Saturday, February 7, 2009

The Character is Always Right

It's always difficult to finish my own projects at the beginning of a semester. So much of screenwriting is essentially modeling potential answers. So much modeling is basically throwing mud at the wall and seeing what sticks. I've spent much of the last few weeks convincing sophomores of the value of repeatedly synopsizing a script, or of trying out different conflicting elements within a character. This is largely a process of convincing them of the value of making mistakes and trying again. They are suspicious. They want to know how I intend to grade them on it.

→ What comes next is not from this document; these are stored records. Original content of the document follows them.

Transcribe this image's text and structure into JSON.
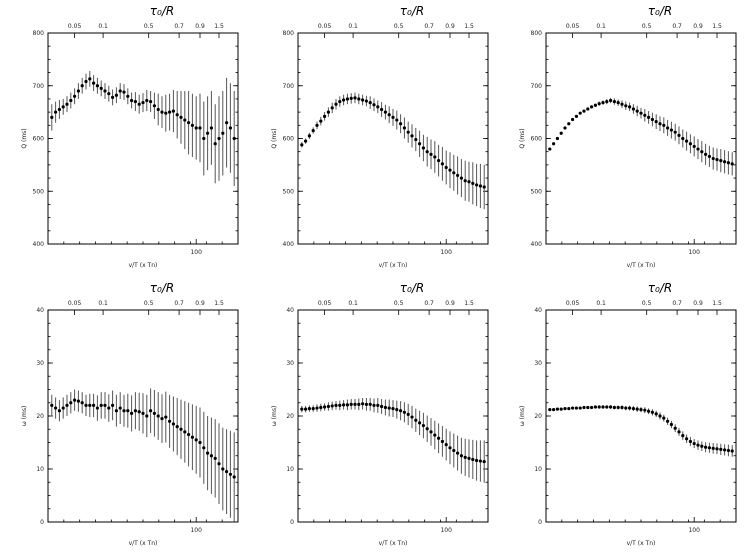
{
  "chart_data": [
    {
      "type": "scatter",
      "top_label": "τ₀/R",
      "top_ticks": [
        "0.05",
        "0.1",
        "0.5",
        "0.7",
        "0.9",
        "1.5"
      ],
      "xlabel": "v/T (x Tn)",
      "x_ticks": [
        "100"
      ],
      "ylabel": "Q (ms)",
      "ylim": [
        400,
        800
      ],
      "y_ticks": [
        "400",
        "500",
        "600",
        "700",
        "800"
      ],
      "grid": false,
      "series": [
        {
          "x": [
            0.02,
            0.04,
            0.06,
            0.08,
            0.1,
            0.12,
            0.14,
            0.16,
            0.18,
            0.2,
            0.22,
            0.24,
            0.26,
            0.28,
            0.3,
            0.32,
            0.34,
            0.36,
            0.38,
            0.4,
            0.42,
            0.44,
            0.46,
            0.48,
            0.5,
            0.52,
            0.54,
            0.56,
            0.58,
            0.6,
            0.62,
            0.64,
            0.66,
            0.68,
            0.7,
            0.72,
            0.74,
            0.76,
            0.78,
            0.8,
            0.82,
            0.84,
            0.86,
            0.88,
            0.9,
            0.92,
            0.94,
            0.96,
            0.98
          ],
          "y": [
            640,
            650,
            655,
            660,
            665,
            672,
            680,
            690,
            700,
            708,
            713,
            705,
            700,
            695,
            690,
            685,
            678,
            682,
            690,
            688,
            680,
            672,
            670,
            665,
            668,
            672,
            670,
            662,
            655,
            650,
            648,
            650,
            652,
            645,
            640,
            635,
            630,
            625,
            620,
            620,
            600,
            610,
            620,
            590,
            600,
            610,
            630,
            620,
            600
          ],
          "err": [
            25,
            20,
            18,
            15,
            15,
            15,
            15,
            15,
            15,
            15,
            15,
            15,
            15,
            15,
            15,
            15,
            15,
            15,
            15,
            15,
            15,
            15,
            18,
            18,
            18,
            20,
            20,
            25,
            30,
            30,
            35,
            35,
            40,
            45,
            50,
            55,
            60,
            60,
            60,
            65,
            70,
            70,
            70,
            75,
            80,
            80,
            85,
            85,
            90
          ]
        }
      ]
    },
    {
      "type": "scatter",
      "top_label": "τ₀/R",
      "top_ticks": [
        "0.05",
        "0.1",
        "0.5",
        "0.7",
        "0.9",
        "1.5"
      ],
      "xlabel": "v/T (x Tn)",
      "x_ticks": [
        "100"
      ],
      "ylabel": "Q (ms)",
      "ylim": [
        400,
        800
      ],
      "y_ticks": [
        "400",
        "500",
        "600",
        "700",
        "800"
      ],
      "grid": false,
      "series": [
        {
          "x": [
            0.02,
            0.04,
            0.06,
            0.08,
            0.1,
            0.12,
            0.14,
            0.16,
            0.18,
            0.2,
            0.22,
            0.24,
            0.26,
            0.28,
            0.3,
            0.32,
            0.34,
            0.36,
            0.38,
            0.4,
            0.42,
            0.44,
            0.46,
            0.48,
            0.5,
            0.52,
            0.54,
            0.56,
            0.58,
            0.6,
            0.62,
            0.64,
            0.66,
            0.68,
            0.7,
            0.72,
            0.74,
            0.76,
            0.78,
            0.8,
            0.82,
            0.84,
            0.86,
            0.88,
            0.9,
            0.92,
            0.94,
            0.96,
            0.98
          ],
          "y": [
            588,
            595,
            605,
            615,
            625,
            633,
            642,
            650,
            658,
            665,
            670,
            673,
            675,
            676,
            677,
            675,
            673,
            671,
            668,
            664,
            660,
            655,
            650,
            645,
            640,
            635,
            628,
            620,
            612,
            605,
            598,
            590,
            582,
            575,
            570,
            565,
            558,
            552,
            545,
            540,
            535,
            530,
            525,
            520,
            518,
            515,
            512,
            510,
            508
          ],
          "err": [
            5,
            5,
            6,
            6,
            7,
            8,
            8,
            9,
            10,
            10,
            10,
            10,
            10,
            10,
            10,
            10,
            10,
            10,
            12,
            12,
            12,
            14,
            14,
            16,
            16,
            18,
            18,
            20,
            20,
            22,
            22,
            25,
            25,
            28,
            28,
            30,
            30,
            32,
            32,
            34,
            34,
            36,
            36,
            38,
            38,
            40,
            40,
            42,
            42
          ]
        }
      ]
    },
    {
      "type": "scatter",
      "top_label": "τ₀/R",
      "top_ticks": [
        "0.05",
        "0.1",
        "0.5",
        "0.7",
        "0.9",
        "1.5"
      ],
      "xlabel": "v/T (x Tn)",
      "x_ticks": [
        "100"
      ],
      "ylabel": "Q (ms)",
      "ylim": [
        400,
        800
      ],
      "y_ticks": [
        "400",
        "500",
        "600",
        "700",
        "800"
      ],
      "grid": false,
      "series": [
        {
          "x": [
            0.02,
            0.04,
            0.06,
            0.08,
            0.1,
            0.12,
            0.14,
            0.16,
            0.18,
            0.2,
            0.22,
            0.24,
            0.26,
            0.28,
            0.3,
            0.32,
            0.34,
            0.36,
            0.38,
            0.4,
            0.42,
            0.44,
            0.46,
            0.48,
            0.5,
            0.52,
            0.54,
            0.56,
            0.58,
            0.6,
            0.62,
            0.64,
            0.66,
            0.68,
            0.7,
            0.72,
            0.74,
            0.76,
            0.78,
            0.8,
            0.82,
            0.84,
            0.86,
            0.88,
            0.9,
            0.92,
            0.94,
            0.96,
            0.98
          ],
          "y": [
            580,
            590,
            600,
            610,
            620,
            628,
            636,
            642,
            648,
            652,
            656,
            660,
            663,
            666,
            668,
            670,
            672,
            670,
            668,
            665,
            662,
            660,
            656,
            652,
            648,
            644,
            640,
            636,
            632,
            628,
            625,
            620,
            616,
            612,
            606,
            600,
            595,
            590,
            585,
            580,
            575,
            570,
            566,
            562,
            560,
            558,
            556,
            554,
            552
          ],
          "err": [
            1,
            1,
            1,
            2,
            2,
            2,
            2,
            2,
            2,
            3,
            3,
            3,
            3,
            4,
            4,
            5,
            5,
            6,
            6,
            7,
            8,
            8,
            9,
            10,
            10,
            12,
            12,
            13,
            14,
            14,
            15,
            15,
            16,
            16,
            17,
            17,
            18,
            18,
            19,
            19,
            20,
            20,
            20,
            21,
            21,
            22,
            22,
            22,
            22
          ]
        }
      ]
    },
    {
      "type": "scatter",
      "top_label": "τ₀/R",
      "top_ticks": [
        "0.05",
        "0.1",
        "0.5",
        "0.7",
        "0.9",
        "1.5"
      ],
      "xlabel": "v/T (x Tn)",
      "x_ticks": [
        "100"
      ],
      "ylabel": "ω (ms)",
      "ylim": [
        0,
        40
      ],
      "y_ticks": [
        "0",
        "10",
        "20",
        "30",
        "40"
      ],
      "grid": false,
      "series": [
        {
          "x": [
            0.02,
            0.04,
            0.06,
            0.08,
            0.1,
            0.12,
            0.14,
            0.16,
            0.18,
            0.2,
            0.22,
            0.24,
            0.26,
            0.28,
            0.3,
            0.32,
            0.34,
            0.36,
            0.38,
            0.4,
            0.42,
            0.44,
            0.46,
            0.48,
            0.5,
            0.52,
            0.54,
            0.56,
            0.58,
            0.6,
            0.62,
            0.64,
            0.66,
            0.68,
            0.7,
            0.72,
            0.74,
            0.76,
            0.78,
            0.8,
            0.82,
            0.84,
            0.86,
            0.88,
            0.9,
            0.92,
            0.94,
            0.96,
            0.98
          ],
          "y": [
            22,
            21.5,
            21,
            21.5,
            22,
            22.5,
            23,
            22.8,
            22.5,
            22,
            22,
            22,
            21.5,
            22,
            22,
            21.5,
            22,
            21,
            21.5,
            21,
            21,
            20.5,
            21,
            20.8,
            20.5,
            20,
            21,
            20.5,
            20,
            19.5,
            19.8,
            19,
            18.5,
            18,
            17.5,
            17,
            16.5,
            16,
            15.5,
            15,
            14,
            13,
            12.5,
            12,
            11,
            10,
            9.5,
            9,
            8.5
          ],
          "err": [
            2,
            2,
            2,
            2,
            2,
            2,
            2,
            2,
            2,
            2,
            2.2,
            2.2,
            2.4,
            2.5,
            2.5,
            2.6,
            2.8,
            3,
            3,
            3,
            3.2,
            3.4,
            3.5,
            3.6,
            3.8,
            4,
            4.2,
            4.4,
            4.5,
            4.6,
            4.8,
            5,
            5.2,
            5.4,
            5.6,
            5.8,
            6,
            6.2,
            6.4,
            6.6,
            6.8,
            7,
            7.2,
            7.4,
            7.6,
            7.8,
            8,
            8.2,
            8.4
          ]
        }
      ]
    },
    {
      "type": "scatter",
      "top_label": "τ₀/R",
      "top_ticks": [
        "0.05",
        "0.1",
        "0.5",
        "0.7",
        "0.9",
        "1.5"
      ],
      "xlabel": "v/T (x Tn)",
      "x_ticks": [
        "100"
      ],
      "ylabel": "ω (ms)",
      "ylim": [
        0,
        40
      ],
      "y_ticks": [
        "0",
        "10",
        "20",
        "30",
        "40"
      ],
      "grid": false,
      "series": [
        {
          "x": [
            0.02,
            0.04,
            0.06,
            0.08,
            0.1,
            0.12,
            0.14,
            0.16,
            0.18,
            0.2,
            0.22,
            0.24,
            0.26,
            0.28,
            0.3,
            0.32,
            0.34,
            0.36,
            0.38,
            0.4,
            0.42,
            0.44,
            0.46,
            0.48,
            0.5,
            0.52,
            0.54,
            0.56,
            0.58,
            0.6,
            0.62,
            0.64,
            0.66,
            0.68,
            0.7,
            0.72,
            0.74,
            0.76,
            0.78,
            0.8,
            0.82,
            0.84,
            0.86,
            0.88,
            0.9,
            0.92,
            0.94,
            0.96,
            0.98
          ],
          "y": [
            21.3,
            21.3,
            21.4,
            21.4,
            21.5,
            21.6,
            21.7,
            21.8,
            21.9,
            22,
            22,
            22.1,
            22.1,
            22.2,
            22.2,
            22.2,
            22.3,
            22.2,
            22.2,
            22,
            22,
            21.8,
            21.6,
            21.5,
            21.4,
            21.2,
            21,
            20.7,
            20.3,
            19.8,
            19.2,
            18.7,
            18.2,
            17.6,
            17,
            16.4,
            15.8,
            15.2,
            14.6,
            14,
            13.5,
            13,
            12.5,
            12.2,
            12,
            11.8,
            11.6,
            11.5,
            11.4
          ],
          "err": [
            0.6,
            0.6,
            0.6,
            0.6,
            0.7,
            0.7,
            0.7,
            0.8,
            0.8,
            0.8,
            0.9,
            0.9,
            1,
            1,
            1,
            1.1,
            1.1,
            1.2,
            1.2,
            1.3,
            1.4,
            1.4,
            1.5,
            1.6,
            1.6,
            1.7,
            1.8,
            1.9,
            2,
            2.1,
            2.2,
            2.3,
            2.4,
            2.5,
            2.6,
            2.7,
            2.8,
            2.9,
            3,
            3.1,
            3.2,
            3.3,
            3.4,
            3.5,
            3.6,
            3.7,
            3.8,
            3.9,
            4
          ]
        }
      ]
    },
    {
      "type": "scatter",
      "top_label": "τ₀/R",
      "top_ticks": [
        "0.05",
        "0.1",
        "0.5",
        "0.7",
        "0.9",
        "1.5"
      ],
      "xlabel": "v/T (x Tn)",
      "x_ticks": [
        "100"
      ],
      "ylabel": "ω (ms)",
      "ylim": [
        0,
        40
      ],
      "y_ticks": [
        "0",
        "10",
        "20",
        "30",
        "40"
      ],
      "grid": false,
      "series": [
        {
          "x": [
            0.02,
            0.04,
            0.06,
            0.08,
            0.1,
            0.12,
            0.14,
            0.16,
            0.18,
            0.2,
            0.22,
            0.24,
            0.26,
            0.28,
            0.3,
            0.32,
            0.34,
            0.36,
            0.38,
            0.4,
            0.42,
            0.44,
            0.46,
            0.48,
            0.5,
            0.52,
            0.54,
            0.56,
            0.58,
            0.6,
            0.62,
            0.64,
            0.66,
            0.68,
            0.7,
            0.72,
            0.74,
            0.76,
            0.78,
            0.8,
            0.82,
            0.84,
            0.86,
            0.88,
            0.9,
            0.92,
            0.94,
            0.96,
            0.98
          ],
          "y": [
            21.2,
            21.2,
            21.3,
            21.3,
            21.4,
            21.4,
            21.5,
            21.5,
            21.5,
            21.6,
            21.6,
            21.6,
            21.7,
            21.7,
            21.7,
            21.7,
            21.7,
            21.6,
            21.6,
            21.6,
            21.5,
            21.5,
            21.4,
            21.3,
            21.2,
            21.1,
            20.9,
            20.7,
            20.4,
            20,
            19.6,
            19,
            18.4,
            17.7,
            17,
            16.3,
            15.7,
            15.2,
            14.8,
            14.5,
            14.3,
            14.1,
            14,
            13.9,
            13.8,
            13.7,
            13.6,
            13.5,
            13.4
          ],
          "err": [
            0.15,
            0.15,
            0.15,
            0.15,
            0.2,
            0.2,
            0.2,
            0.2,
            0.2,
            0.25,
            0.25,
            0.25,
            0.3,
            0.3,
            0.3,
            0.3,
            0.35,
            0.35,
            0.35,
            0.4,
            0.4,
            0.45,
            0.45,
            0.5,
            0.5,
            0.55,
            0.55,
            0.6,
            0.6,
            0.65,
            0.65,
            0.7,
            0.7,
            0.75,
            0.75,
            0.8,
            0.8,
            0.85,
            0.85,
            0.9,
            0.9,
            0.95,
            0.95,
            1,
            1,
            1.05,
            1.05,
            1.1,
            1.1
          ]
        }
      ]
    }
  ]
}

Like most writers, I have a perfectionist screaming inside me most of the time. He's my editor. He's offended by mistakes. He's offended by what doesn't ring true. I'm still learning to stick him in a box while I try out different options. I've learned that my mistakes are usually more productive than that perfectionist A student still looking for a gold star still pacing back and forth in my head.

I just finished the second draft of a script. It's been a nightmare getting the damn thing down in on paper in a respectable fashion. My work, both with students and clients, has been all about making a effectively modeled character move through a well thought out plot. It's been all about those few equations that define different aspects of the story. There's a grand unified theory in there somewhere. You know all your story answer are there. You just know it.

And then you sit down to write.

I'd realized that building the perfectly structured screenplay had become more an impediment than an aid. I let go. I let myself be wrong one more time. I let my main character drag me, scene by scene, wherever he wanted to go. He tracked mud all over the carpet, and missed a couple appointments on the way. But he got to the climax, and he covered a lot more distance doing it. The midpoint got deeper, the high points higher, the low points more desolate and flecked with...comedy. It all felt more real. I had that model imprinted on my brain. I'd tried out dozens of ideas for each plot point. They varied wildly, but all had a certain aspect that made them structural. When I let the main character loose, he seemed to understand it all a bit better, more intuitively than I did. That was humbling.

I've been thinking a lot about this experience. It's not the first time I've had it, but it feels new each time. I'd all but decided I must have imprinted the story part of my brain with a kind of ingrained path that the main character just naturally followed.

But I'm of a different opinion now. This structure that we try so hard to impart is... already there. We see the world in stories. We understand each step we take as set up-conflict-resolution. We see the world that way. My character is no exception. We don't have to think about three-act structure. We think in three-act structure. We model, make mistakes, and learn something on the other end. It's not that the theory's wrong. It's thinking we control the process just by knowing a little bit about it.